In the terminal, dbo returns today’s dollar breakouts, with the raw close-minus-open distance in dollars shown as the score so you can see how large each body was. It is a same-day event flag, computed on the most recent bar.

It composes like the rest of the family. dbo rs>90 keeps only dollar breakouts in strong names; (dt or mdt) and dbo finds extended names that just drove a heavy dollar session; and it is frequently run beside bo, the percentage 4% breakout, to compare the absolute-dollar and percentage cuts of the same day. Like the rest of the per-stock screens, the dollar breakout sits outside Stance. On its own it is the bluntest member of the momentum family, a raw dollar body with no volume or trend behind it, so it earns its place as a second cut on the day rather than a screen to trade from alone.

Frequently asked questions

What is the dollar breakout?

A same-day momentum screen from the Stockbee family that flags a stock whose close-minus-open body cleared about 90 cents in raw dollars. Unlike the 4% breakout, which is a percentage, the dollar breakout uses a fixed dollar floor regardless of the stock’s price.

How is the dollar breakout different from the 4% breakout?
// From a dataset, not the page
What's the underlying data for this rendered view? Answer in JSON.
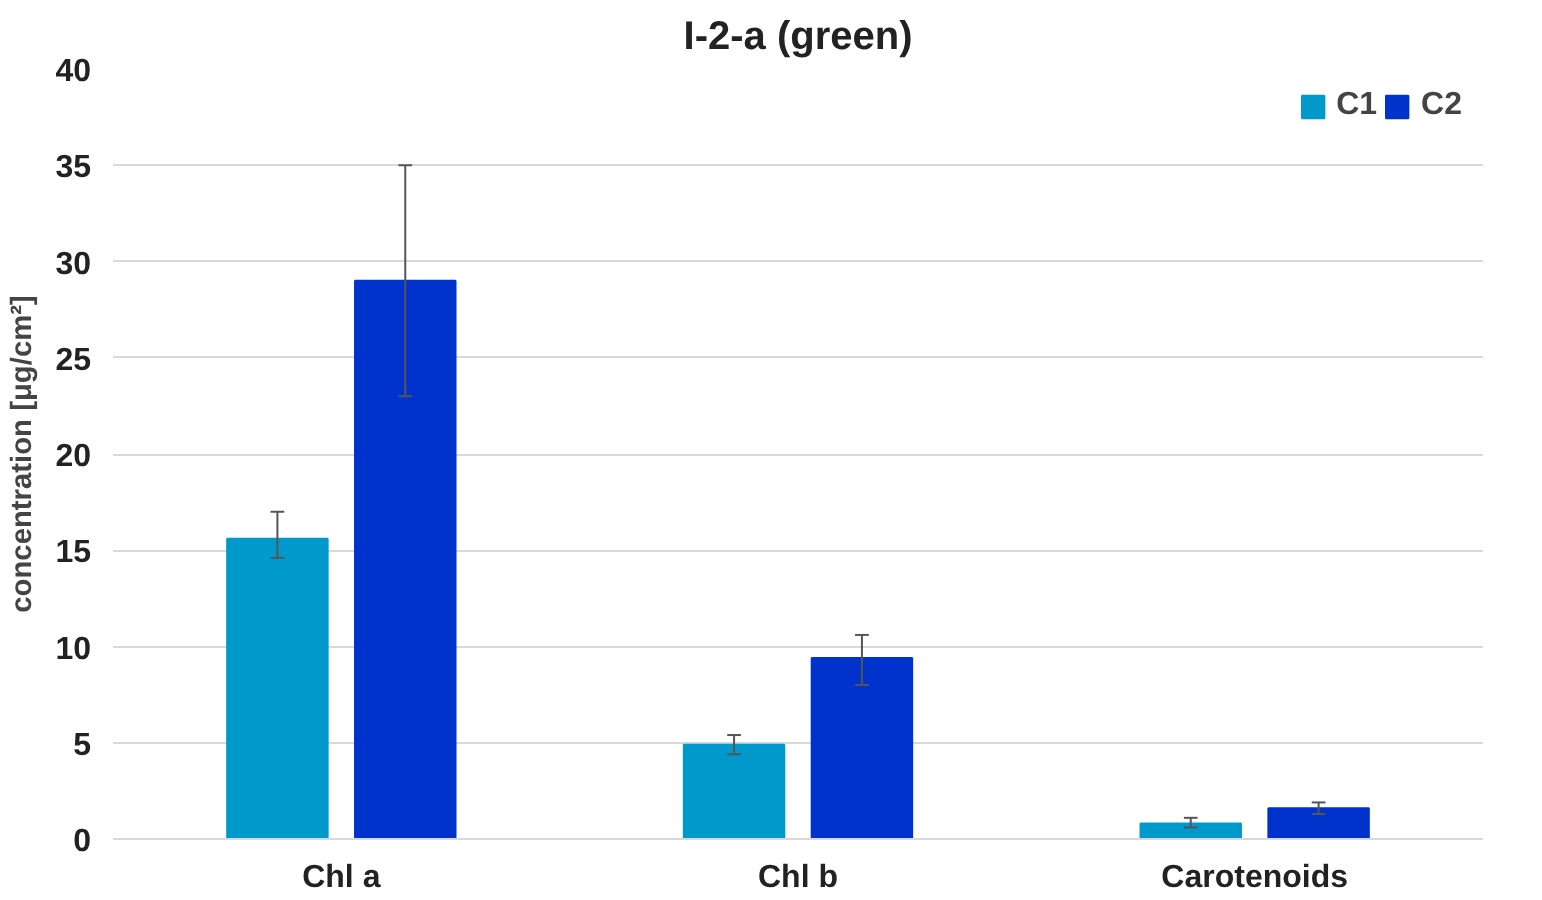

Units. The 4% breakout is a percentage that scales to price, so 4% is 4% at any price. The dollar breakout is a fixed 90-cent floor on the candle body, so it reads as a large day on a low-priced stock and a small one on a high-priced stock. Both catch a strong up day; they just disagree about which stocks had one, and running the two lists side by side is often more useful than either alone.

Why use a fixed dollar amount instead of a percentage?

To get a lens on absolute range expansion that the percentage screen cannot give. A fixed dollar floor surfaces sessions where a stock drove a large dollar distance from open to close, which pulls in higher-priced names having a heavy day and passes over low-priced names whose percentage moves look explosive but whose dollar bodies are small. It is a deliberate property, not an oversight.

How do I screen for dollar breakouts on tickerstance?

Type dbo in the terminal. It returns today’s dollar breakouts with the raw close-minus-open distance as the score. Combine it: dbo rs>90 for strong names, (dt or mdt) and dbo for extended names that just drove a heavy session, and run it beside bo, the percentage 4% breakout, to compare the two cuts of the same day.